[SoaS] Direct SoaS
dmc.sugar at filteredperception.org
Mon Jan 18 22:32:10 EST 2010
On 01/18/2010 08:11 PM, Bernie Innocenti wrote:
> [cc += soas@]
> Context: I've ripped SoaS apart to generate a USB stick which boots
> directly off ext3 using Grub. It feels a lot faster, it's cleaner, and
> certainly doesn't die miserably after writing too much to the LVM overlay.
Unless I'm missing something, this sounds exactly like what
zyx-liveinstaller does. Have you tried it? Does your method work
better somehow (that perhaps I could add as an improvement to ZLI's method)?
Note, the zyx-liveinstaller that comes on blueberry does the resizing
part that you mention as well.
ZLI is rebootless, and changes made during the boot which created the
target stick necessarily persist. Though it is probably at most a few
dozen lines of code to make a rebooting method that discards changes
made during the boot (i.e. so that the new user login screen appears).
> The main downside is that the USB stick is no longer usable with Windows
> until reformatted. A small loss, if you ask me :-)
> There's also no swap, but it could be done on a swap file. Anyway,
> swapping in general is not very elegant and swapping to flash seems like
> a really dumb idea.
> On 01/18/10 22:15, Caroline Meeks wrote:
>> you could try running it overnight. Or could you talk Anurag or Daniel
>> through creating one?
> It's a simple manual procedure, but I'm going by memory and skipping
> over the details. If you need more info, I'm always on IRC.
> * First, loopback mount the ISO (mount -o loop soas.iso /mnt)
> * Inside the ISO filesystem, you'll find a directory LiveOS containing
> a big squashfs image. Mount it with a similar command line, maybe to
> a new directory /mnt2
> * Inside this squashfs image, you'll find a third filesystem image,
> this time ext3. Mount this one too.
> * Now take a USB stick and use a partition tool such as parted
> or fdisk to change the partition type to 0x83 (Linux) and make
> it bootable ("a" on fdisk).
> * Ensure the USB stick has 255 heads, 63 sectors/track, which is
> the only supported layout for booting off USB-HD in some BIOSes.

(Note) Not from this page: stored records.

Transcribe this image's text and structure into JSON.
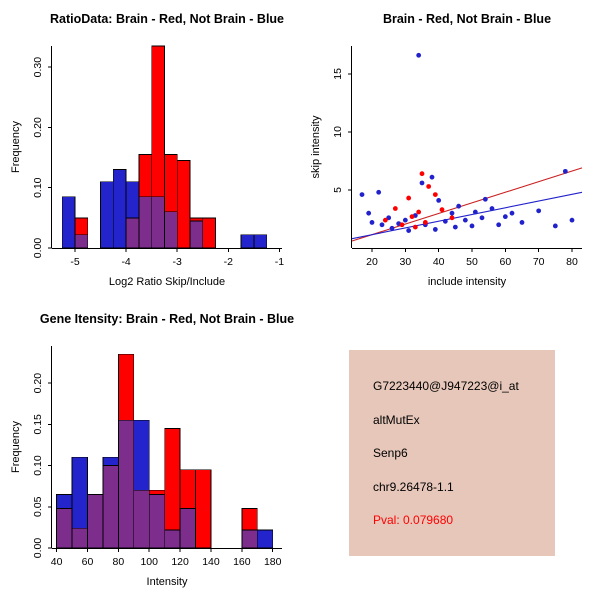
{
  "page": {
    "background": "#ffffff"
  },
  "info_panel": {
    "background": "#e6c7ba",
    "lines": [
      {
        "text": "G7223440@J947223@i_at",
        "color": "#000000"
      },
      {
        "text": "altMutEx",
        "color": "#000000"
      },
      {
        "text": "Senp6",
        "color": "#000000"
      },
      {
        "text": "chr9.26478-1.1",
        "color": "#000000"
      },
      {
        "text": "Pval: 0.079680",
        "color": "#ff0000"
      }
    ]
  },
  "chart_data": [
    {
      "id": "chart-ratio",
      "type": "bar",
      "subtype": "overlaid-histogram",
      "title": "RatioData: Brain - Red, Not Brain - Blue",
      "xlabel": "Log2 Ratio Skip/Include",
      "ylabel": "Frequency",
      "xlim": [
        -5.45,
        -0.95
      ],
      "ylim": [
        0,
        0.335
      ],
      "xticks": [
        -5,
        -4,
        -3,
        -2,
        -1
      ],
      "xtick_labels": [
        "-5",
        "-4",
        "-3",
        "-2",
        "-1"
      ],
      "yticks": [
        0,
        0.1,
        0.2,
        0.3
      ],
      "ytick_labels": [
        "0.00",
        "0.10",
        "0.20",
        "0.30"
      ],
      "bin_width": 0.25,
      "colors": {
        "red": "#ff0000",
        "blue": "#2424cc",
        "overlap": "#7d2e8c"
      },
      "legend": {
        "red": "Brain",
        "blue": "Not Brain"
      },
      "grid": false,
      "bins": [
        {
          "x0": -5.25,
          "red": 0,
          "blue": 0.085
        },
        {
          "x0": -5.0,
          "red": 0.05,
          "blue": 0.022
        },
        {
          "x0": -4.5,
          "red": 0,
          "blue": 0.11
        },
        {
          "x0": -4.25,
          "red": 0,
          "blue": 0.13
        },
        {
          "x0": -4.0,
          "red": 0.05,
          "blue": 0.11
        },
        {
          "x0": -3.75,
          "red": 0.155,
          "blue": 0.085
        },
        {
          "x0": -3.5,
          "red": 0.335,
          "blue": 0.085
        },
        {
          "x0": -3.25,
          "red": 0.155,
          "blue": 0.06
        },
        {
          "x0": -3.0,
          "red": 0.145,
          "blue": 0
        },
        {
          "x0": -2.75,
          "red": 0.05,
          "blue": 0.045
        },
        {
          "x0": -2.5,
          "red": 0.05,
          "blue": 0
        },
        {
          "x0": -1.75,
          "red": 0,
          "blue": 0.022
        },
        {
          "x0": -1.5,
          "red": 0,
          "blue": 0.022
        }
      ]
    },
    {
      "id": "chart-scatter",
      "type": "scatter",
      "title": "Brain - Red, Not Brain - Blue",
      "xlabel": "include intensity",
      "ylabel": "skip intensity",
      "xlim": [
        14,
        83
      ],
      "ylim": [
        0,
        17.4
      ],
      "xticks": [
        20,
        30,
        40,
        50,
        60,
        70,
        80
      ],
      "xtick_labels": [
        "20",
        "30",
        "40",
        "50",
        "60",
        "70",
        "80"
      ],
      "yticks": [
        5,
        10,
        15
      ],
      "ytick_labels": [
        "5",
        "10",
        "15"
      ],
      "grid": false,
      "series": [
        {
          "name": "Not Brain",
          "color": "#2222cc",
          "points": [
            [
              17,
              4.6
            ],
            [
              19,
              3.0
            ],
            [
              20,
              2.2
            ],
            [
              22,
              4.8
            ],
            [
              23,
              2.0
            ],
            [
              25,
              2.6
            ],
            [
              26,
              1.7
            ],
            [
              28,
              2.1
            ],
            [
              30,
              2.4
            ],
            [
              31,
              1.5
            ],
            [
              33,
              2.8
            ],
            [
              34,
              16.6
            ],
            [
              35,
              5.6
            ],
            [
              36,
              2.0
            ],
            [
              38,
              6.1
            ],
            [
              39,
              1.6
            ],
            [
              40,
              4.1
            ],
            [
              42,
              2.3
            ],
            [
              44,
              3.0
            ],
            [
              45,
              1.8
            ],
            [
              46,
              3.6
            ],
            [
              48,
              2.4
            ],
            [
              50,
              1.9
            ],
            [
              51,
              3.1
            ],
            [
              53,
              2.6
            ],
            [
              54,
              4.2
            ],
            [
              56,
              3.4
            ],
            [
              58,
              2.0
            ],
            [
              60,
              2.7
            ],
            [
              62,
              3.0
            ],
            [
              65,
              2.2
            ],
            [
              70,
              3.2
            ],
            [
              75,
              1.9
            ],
            [
              78,
              6.6
            ],
            [
              80,
              2.4
            ]
          ]
        },
        {
          "name": "Brain",
          "color": "#ff0000",
          "points": [
            [
              24,
              2.4
            ],
            [
              27,
              3.4
            ],
            [
              29,
              2.0
            ],
            [
              31,
              4.3
            ],
            [
              32,
              2.7
            ],
            [
              33,
              1.8
            ],
            [
              34,
              3.1
            ],
            [
              35,
              6.4
            ],
            [
              36,
              2.2
            ],
            [
              37,
              5.3
            ],
            [
              39,
              4.6
            ],
            [
              41,
              3.3
            ],
            [
              44,
              2.6
            ]
          ]
        }
      ],
      "lines": [
        {
          "name": "brain-fit",
          "color": "#cc2020",
          "x1": 14,
          "y1": 0.6,
          "x2": 83,
          "y2": 6.9
        },
        {
          "name": "notbrain-fit",
          "color": "#2222cc",
          "x1": 14,
          "y1": 0.8,
          "x2": 83,
          "y2": 4.8
        }
      ]
    },
    {
      "id": "chart-gene",
      "type": "bar",
      "subtype": "overlaid-histogram",
      "title": "Gene Itensity: Brain - Red, Not Brain - Blue",
      "xlabel": "Intensity",
      "ylabel": "Frequency",
      "xlim": [
        37,
        186
      ],
      "ylim": [
        0,
        0.245
      ],
      "xticks": [
        40,
        60,
        80,
        100,
        120,
        140,
        160,
        180
      ],
      "xtick_labels": [
        "40",
        "60",
        "80",
        "100",
        "120",
        "140",
        "160",
        "180"
      ],
      "yticks": [
        0,
        0.05,
        0.1,
        0.15,
        0.2
      ],
      "ytick_labels": [
        "0.00",
        "0.05",
        "0.10",
        "0.15",
        "0.20"
      ],
      "bin_width": 10,
      "colors": {
        "red": "#ff0000",
        "blue": "#2424cc",
        "overlap": "#7d2e8c"
      },
      "legend": {
        "red": "Brain",
        "blue": "Not Brain"
      },
      "grid": false,
      "bins": [
        {
          "x0": 40,
          "red": 0.048,
          "blue": 0.065
        },
        {
          "x0": 50,
          "red": 0.024,
          "blue": 0.11
        },
        {
          "x0": 60,
          "red": 0.065,
          "blue": 0.065
        },
        {
          "x0": 70,
          "red": 0.1,
          "blue": 0.11
        },
        {
          "x0": 80,
          "red": 0.235,
          "blue": 0.155
        },
        {
          "x0": 90,
          "red": 0.07,
          "blue": 0.155
        },
        {
          "x0": 100,
          "red": 0.07,
          "blue": 0.065
        },
        {
          "x0": 110,
          "red": 0.145,
          "blue": 0.022
        },
        {
          "x0": 120,
          "red": 0.095,
          "blue": 0.048
        },
        {
          "x0": 130,
          "red": 0.095,
          "blue": 0
        },
        {
          "x0": 160,
          "red": 0.048,
          "blue": 0.022
        },
        {
          "x0": 170,
          "red": 0,
          "blue": 0.022
        }
      ]
    }
  ]
}
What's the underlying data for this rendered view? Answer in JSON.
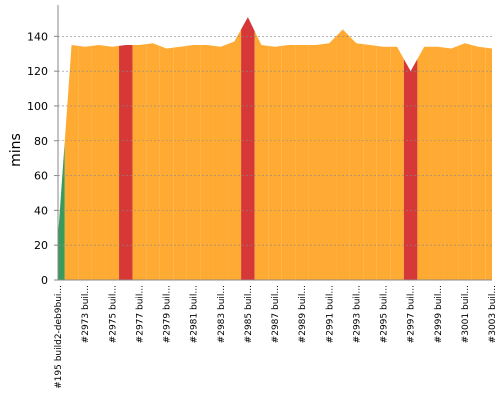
{
  "chart_data": {
    "type": "area",
    "y_label": "mins",
    "categories": [
      "#195 build2-deb9bui...",
      null,
      "#2973 buil...",
      null,
      "#2975 buil...",
      null,
      "#2977 buil...",
      null,
      "#2979 buil...",
      null,
      "#2981 buil...",
      null,
      "#2983 buil...",
      null,
      "#2985 buil...",
      null,
      "#2987 buil...",
      null,
      "#2989 buil...",
      null,
      "#2991 buil...",
      null,
      "#2993 buil...",
      null,
      "#2995 buil...",
      null,
      "#2997 buil...",
      null,
      "#2999 buil...",
      null,
      "#3001 buil...",
      null,
      "#3003 buil..."
    ],
    "values": [
      25,
      135,
      134,
      135,
      134,
      135,
      135,
      136,
      133,
      134,
      135,
      135,
      134,
      137,
      151,
      135,
      134,
      135,
      135,
      135,
      136,
      144,
      136,
      135,
      134,
      134,
      120,
      134,
      134,
      133,
      136,
      134,
      133
    ],
    "point_colors": [
      "#3a9a5b",
      "#ffab33",
      "#ffab33",
      "#ffab33",
      "#ffab33",
      "#d63838",
      "#ffab33",
      "#ffab33",
      "#ffab33",
      "#ffab33",
      "#ffab33",
      "#ffab33",
      "#ffab33",
      "#ffab33",
      "#d63838",
      "#ffab33",
      "#ffab33",
      "#ffab33",
      "#ffab33",
      "#ffab33",
      "#ffab33",
      "#ffab33",
      "#ffab33",
      "#ffab33",
      "#ffab33",
      "#ffab33",
      "#d63838",
      "#ffab33",
      "#ffab33",
      "#ffab33",
      "#ffab33",
      "#ffab33",
      "#ffab33"
    ],
    "ylim": [
      0,
      158
    ],
    "yticks": [
      0,
      20,
      40,
      60,
      80,
      100,
      120,
      140
    ],
    "grid": true
  }
}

> parted does this automatically when creating the partition table
> anew (mklabel).
> * Format the first partition as ext3 or, better, ext4.
> * use something like "rsync -aP /mnt3/ /mnt4/" to transfer everything
> to SoaS filesystem to the newly formatted USB filesystem
> * Now comes the tricky part: chroot into the partition on the USB
> stick. To get a working system, you'll have to add a few bind mounts:
> mount --bind /proc /mnt4/proc
> mount --bind /dev /mnt4/dev
> mount --bind /sys /mnt4/sys
> chroot /mnt4
> Voila', you're in!
> * This should convince grub to install into the MBR of our USB stick:
> echo '(hd0) /dev/sdX'>/boot/grub/device.map
> where sdX is the device of the entire USB stick.
> * grub-install '(hd0)'
> * exit the chroot and unmount everything in reverse order
> Now cross your fingers and reboot. If you've accidentally wiped your
> hard drive MBR or boot partition, reinstall the system and then send me
> a cheerful comment of your choice.
> If, instead, it's your lucky day and it boots, it would be a great idea
> to turn the above instructions into a shell script.
> Even better yet, someone could modify the soas build scripts to directly
> produce a bootlable hard disk image for 4GB sticks. 2GB sticks will also
> work, but they're less common.
> An interesting research project would be finding a way to automatically
> resizing the partition table and the filesystem within to fill up the
> entire media. This could be done on first boot.